CHICAGO (CBS) — With another mob attack Tuesday night in the Gold Coast, and several more over the weekend, new Chicago Police Supt. Garry McCarthy has his hands full.

McCarthy is set to be confirmed by the City Council later Wednesday. On Tuesday, CBS 2 Chief Correspondent Jay Levine went behind the scenes with the new superintendent, listening in as he told Mayor Rahm Emanuel his plan for the city.

“Unless Rahm Emanuel calls or Corey Booker calls, I’m all yours,” McCarthy told Levine.

Booker was McCarthy’s old boss in Newark. Emanuel is his new one. And guess who called just 60 seconds after McCarthy made that remark.

The cell phone call broke up the first time.

“God, I hope he doesn’t think I hung up on him,” McCarthy said.

But McCarthy’s self-deprecating sense of humor doesn’t hide his fierce determination, which makes him a good match for the man who hired him.

“He called me at 5:30 in the morning to wake me up to offer me the job,” McCarthy said.

McCarthy’s call with Emanuel later resumed. They spoke for 10 minutes about new school security plans, and the latest violent crime statistics.

“My concern really hinges on the shooting numbers right now, mayor, and I want to get that over a 10 percent reduction for the year. I want to go with double digit numbers,” McCarthy told Emanuel over the phone. “All right, so I have six months to pick up a 7 percent differential…. I think we can absolutely do it.”

How? It’s simple, he told those attending an executive staff meeting that morning,

“We’re going to fight this like a ground war,” he said.

Emanuel’s troops in that ground war had a war of their own with the last superintendent, Jody Weis, whom they considered an outsider.
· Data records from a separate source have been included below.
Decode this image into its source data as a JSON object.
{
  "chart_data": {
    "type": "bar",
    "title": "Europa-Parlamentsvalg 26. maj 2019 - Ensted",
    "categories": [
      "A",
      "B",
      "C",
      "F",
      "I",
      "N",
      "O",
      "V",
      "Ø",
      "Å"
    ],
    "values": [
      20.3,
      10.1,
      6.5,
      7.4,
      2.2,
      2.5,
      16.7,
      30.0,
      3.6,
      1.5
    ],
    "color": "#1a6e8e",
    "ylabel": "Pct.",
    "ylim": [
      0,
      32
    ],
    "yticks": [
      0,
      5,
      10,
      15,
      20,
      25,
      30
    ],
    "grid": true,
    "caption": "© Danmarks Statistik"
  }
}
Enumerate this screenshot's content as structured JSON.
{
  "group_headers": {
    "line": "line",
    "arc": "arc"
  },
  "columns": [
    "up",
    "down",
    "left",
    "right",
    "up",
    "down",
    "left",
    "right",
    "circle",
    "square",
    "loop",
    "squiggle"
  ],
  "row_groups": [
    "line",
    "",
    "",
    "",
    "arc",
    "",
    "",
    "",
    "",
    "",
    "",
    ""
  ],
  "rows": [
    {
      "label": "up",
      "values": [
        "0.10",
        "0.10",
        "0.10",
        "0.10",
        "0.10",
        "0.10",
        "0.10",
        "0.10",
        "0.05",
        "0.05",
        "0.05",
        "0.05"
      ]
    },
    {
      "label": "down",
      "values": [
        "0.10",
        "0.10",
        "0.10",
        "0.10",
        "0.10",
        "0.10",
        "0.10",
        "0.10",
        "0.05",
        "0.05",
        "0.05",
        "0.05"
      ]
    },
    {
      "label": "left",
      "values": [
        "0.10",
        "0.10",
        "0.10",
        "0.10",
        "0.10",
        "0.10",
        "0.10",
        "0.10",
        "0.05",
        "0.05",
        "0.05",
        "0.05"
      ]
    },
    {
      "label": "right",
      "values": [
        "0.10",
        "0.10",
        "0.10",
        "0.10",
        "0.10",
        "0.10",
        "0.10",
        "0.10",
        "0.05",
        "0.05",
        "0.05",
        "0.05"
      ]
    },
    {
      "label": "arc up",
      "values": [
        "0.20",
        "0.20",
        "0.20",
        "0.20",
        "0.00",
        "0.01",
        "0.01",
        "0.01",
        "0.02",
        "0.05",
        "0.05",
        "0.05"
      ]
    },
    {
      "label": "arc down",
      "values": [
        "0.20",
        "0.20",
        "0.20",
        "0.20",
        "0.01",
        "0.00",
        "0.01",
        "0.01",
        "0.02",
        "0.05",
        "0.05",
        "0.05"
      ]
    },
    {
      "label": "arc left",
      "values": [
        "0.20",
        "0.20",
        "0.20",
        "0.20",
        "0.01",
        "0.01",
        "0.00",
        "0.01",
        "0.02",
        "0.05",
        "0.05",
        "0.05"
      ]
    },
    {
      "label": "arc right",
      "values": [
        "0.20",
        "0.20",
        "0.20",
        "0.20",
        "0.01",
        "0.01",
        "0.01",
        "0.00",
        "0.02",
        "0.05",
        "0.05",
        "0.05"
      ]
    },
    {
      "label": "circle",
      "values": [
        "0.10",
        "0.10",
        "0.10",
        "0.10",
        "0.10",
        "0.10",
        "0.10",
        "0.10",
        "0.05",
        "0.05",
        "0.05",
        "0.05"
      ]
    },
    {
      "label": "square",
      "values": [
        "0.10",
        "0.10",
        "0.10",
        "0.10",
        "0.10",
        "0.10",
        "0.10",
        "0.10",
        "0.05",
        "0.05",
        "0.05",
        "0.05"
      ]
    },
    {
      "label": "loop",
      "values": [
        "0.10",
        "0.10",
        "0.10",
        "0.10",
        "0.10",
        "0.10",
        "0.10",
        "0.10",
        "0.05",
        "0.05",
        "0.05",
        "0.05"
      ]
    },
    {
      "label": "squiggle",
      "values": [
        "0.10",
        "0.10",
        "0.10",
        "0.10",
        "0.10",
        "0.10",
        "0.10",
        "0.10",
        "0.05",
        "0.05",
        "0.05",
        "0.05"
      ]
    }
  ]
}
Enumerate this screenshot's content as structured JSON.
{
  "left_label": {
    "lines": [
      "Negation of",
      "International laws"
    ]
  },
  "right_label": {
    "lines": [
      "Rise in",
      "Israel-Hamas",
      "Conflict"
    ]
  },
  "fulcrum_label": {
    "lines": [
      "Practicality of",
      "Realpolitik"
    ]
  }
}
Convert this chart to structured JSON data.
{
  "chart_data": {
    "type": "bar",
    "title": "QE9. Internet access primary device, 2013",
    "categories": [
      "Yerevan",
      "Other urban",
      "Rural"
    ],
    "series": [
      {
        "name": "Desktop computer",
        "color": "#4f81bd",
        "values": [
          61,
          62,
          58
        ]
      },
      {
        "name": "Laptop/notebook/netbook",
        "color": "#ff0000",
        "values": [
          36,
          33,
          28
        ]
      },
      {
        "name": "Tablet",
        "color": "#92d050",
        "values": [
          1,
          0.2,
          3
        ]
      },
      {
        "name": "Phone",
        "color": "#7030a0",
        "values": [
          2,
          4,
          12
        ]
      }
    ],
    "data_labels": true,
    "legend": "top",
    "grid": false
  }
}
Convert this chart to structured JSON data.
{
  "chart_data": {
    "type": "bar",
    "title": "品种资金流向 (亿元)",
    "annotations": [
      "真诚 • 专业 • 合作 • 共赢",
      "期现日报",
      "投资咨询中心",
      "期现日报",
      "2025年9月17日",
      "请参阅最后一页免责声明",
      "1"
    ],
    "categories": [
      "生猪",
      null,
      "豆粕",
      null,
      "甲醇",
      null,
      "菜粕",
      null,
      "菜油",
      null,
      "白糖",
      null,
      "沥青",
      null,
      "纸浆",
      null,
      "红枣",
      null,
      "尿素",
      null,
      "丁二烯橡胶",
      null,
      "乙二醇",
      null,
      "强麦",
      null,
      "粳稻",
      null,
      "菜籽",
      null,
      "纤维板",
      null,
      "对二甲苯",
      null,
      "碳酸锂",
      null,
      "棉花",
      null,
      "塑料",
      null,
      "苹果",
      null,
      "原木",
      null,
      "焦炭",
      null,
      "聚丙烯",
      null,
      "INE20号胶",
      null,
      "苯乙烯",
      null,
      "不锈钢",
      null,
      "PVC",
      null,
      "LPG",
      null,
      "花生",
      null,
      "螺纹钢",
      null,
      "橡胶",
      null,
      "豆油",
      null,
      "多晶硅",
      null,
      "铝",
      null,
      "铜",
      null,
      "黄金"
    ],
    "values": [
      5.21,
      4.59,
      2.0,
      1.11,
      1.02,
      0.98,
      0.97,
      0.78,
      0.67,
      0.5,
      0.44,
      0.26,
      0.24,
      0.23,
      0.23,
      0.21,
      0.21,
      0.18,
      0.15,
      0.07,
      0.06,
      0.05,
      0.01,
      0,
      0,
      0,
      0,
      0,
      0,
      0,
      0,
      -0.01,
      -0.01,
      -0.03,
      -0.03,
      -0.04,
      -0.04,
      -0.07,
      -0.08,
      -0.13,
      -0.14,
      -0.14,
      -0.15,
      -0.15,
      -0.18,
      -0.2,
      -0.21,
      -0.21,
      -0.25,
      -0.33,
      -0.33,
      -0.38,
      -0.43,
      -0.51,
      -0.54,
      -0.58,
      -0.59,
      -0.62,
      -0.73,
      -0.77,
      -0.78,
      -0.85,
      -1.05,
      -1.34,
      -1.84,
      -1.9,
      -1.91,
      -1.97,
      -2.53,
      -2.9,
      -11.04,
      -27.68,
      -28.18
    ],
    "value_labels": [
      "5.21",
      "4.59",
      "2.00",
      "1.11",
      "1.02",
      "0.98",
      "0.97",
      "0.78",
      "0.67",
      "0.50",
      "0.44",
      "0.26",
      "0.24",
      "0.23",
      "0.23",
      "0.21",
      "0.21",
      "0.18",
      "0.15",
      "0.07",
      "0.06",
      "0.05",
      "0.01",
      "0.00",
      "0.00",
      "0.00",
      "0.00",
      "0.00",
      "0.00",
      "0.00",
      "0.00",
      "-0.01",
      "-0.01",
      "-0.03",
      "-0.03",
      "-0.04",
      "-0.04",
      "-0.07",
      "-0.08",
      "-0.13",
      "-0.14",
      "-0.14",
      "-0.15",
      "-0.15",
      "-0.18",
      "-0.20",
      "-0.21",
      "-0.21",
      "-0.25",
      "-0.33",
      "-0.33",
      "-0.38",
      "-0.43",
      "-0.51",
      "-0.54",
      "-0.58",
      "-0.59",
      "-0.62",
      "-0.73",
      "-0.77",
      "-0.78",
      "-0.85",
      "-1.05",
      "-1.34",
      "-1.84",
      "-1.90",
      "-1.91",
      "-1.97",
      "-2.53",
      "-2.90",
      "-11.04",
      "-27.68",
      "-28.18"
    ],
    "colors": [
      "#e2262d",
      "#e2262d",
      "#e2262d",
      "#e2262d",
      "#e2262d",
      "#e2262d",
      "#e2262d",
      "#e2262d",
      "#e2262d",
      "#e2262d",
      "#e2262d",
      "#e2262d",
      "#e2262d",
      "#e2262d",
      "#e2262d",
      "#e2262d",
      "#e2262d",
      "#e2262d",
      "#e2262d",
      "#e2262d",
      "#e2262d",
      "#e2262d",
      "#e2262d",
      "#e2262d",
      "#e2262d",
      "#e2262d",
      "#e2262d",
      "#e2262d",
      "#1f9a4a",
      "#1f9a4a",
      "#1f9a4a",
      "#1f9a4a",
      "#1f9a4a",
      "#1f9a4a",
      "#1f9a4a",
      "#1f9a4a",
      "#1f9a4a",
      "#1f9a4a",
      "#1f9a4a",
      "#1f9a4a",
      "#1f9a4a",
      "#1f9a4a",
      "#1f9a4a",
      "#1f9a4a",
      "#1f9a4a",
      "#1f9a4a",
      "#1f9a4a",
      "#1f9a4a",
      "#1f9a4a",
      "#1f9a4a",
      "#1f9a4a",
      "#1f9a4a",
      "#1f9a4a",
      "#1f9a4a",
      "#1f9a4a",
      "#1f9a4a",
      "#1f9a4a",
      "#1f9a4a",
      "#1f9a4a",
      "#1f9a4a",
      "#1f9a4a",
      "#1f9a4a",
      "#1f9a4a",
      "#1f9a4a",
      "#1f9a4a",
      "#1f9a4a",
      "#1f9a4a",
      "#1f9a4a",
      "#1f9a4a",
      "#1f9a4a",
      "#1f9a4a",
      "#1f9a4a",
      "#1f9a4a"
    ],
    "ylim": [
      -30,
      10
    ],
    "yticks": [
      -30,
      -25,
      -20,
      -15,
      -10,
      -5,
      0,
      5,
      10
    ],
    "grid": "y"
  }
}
McCarthy says he’s already spoken to 1,000 officers at roll calls and on the street during his first three weeks here.

On Sunday, he went to Rush University Medical Center to check on officers injured in a scuffle that led to the shooting of a suspect.

“The officers were trying to arrest him, and he drove away. The officers were in grave danger,” McCarthy said. “Fortunately, everybody is OK.”

McCarthy has had plenty of experience at crime scenes like the one he saw Sunday, slowly working his way up from beat cop in New York to top cop in Newark.

He is now facing new challenges in a new city, such as security at the upcoming Taste of Chicago in Grant Park.

Meanwhile, a whole new department is watching his every move.

“Even though I was not a Chicago Police officer, you can tell – cops can tell – when somebody has walked in their shoes,” he said.

There is a learning curve for any outsider taking over a high-profile position in Chicago, to figure out how people are going to react to things you say and do. For example, McCarthy had to issue a second statement about the Magnificent Mile mob attacks after the mayor had a tough time with reporters Tuesday.

It probably was not enough to jeopardize McCarthy’s confirmation, but more than enough to get his attention.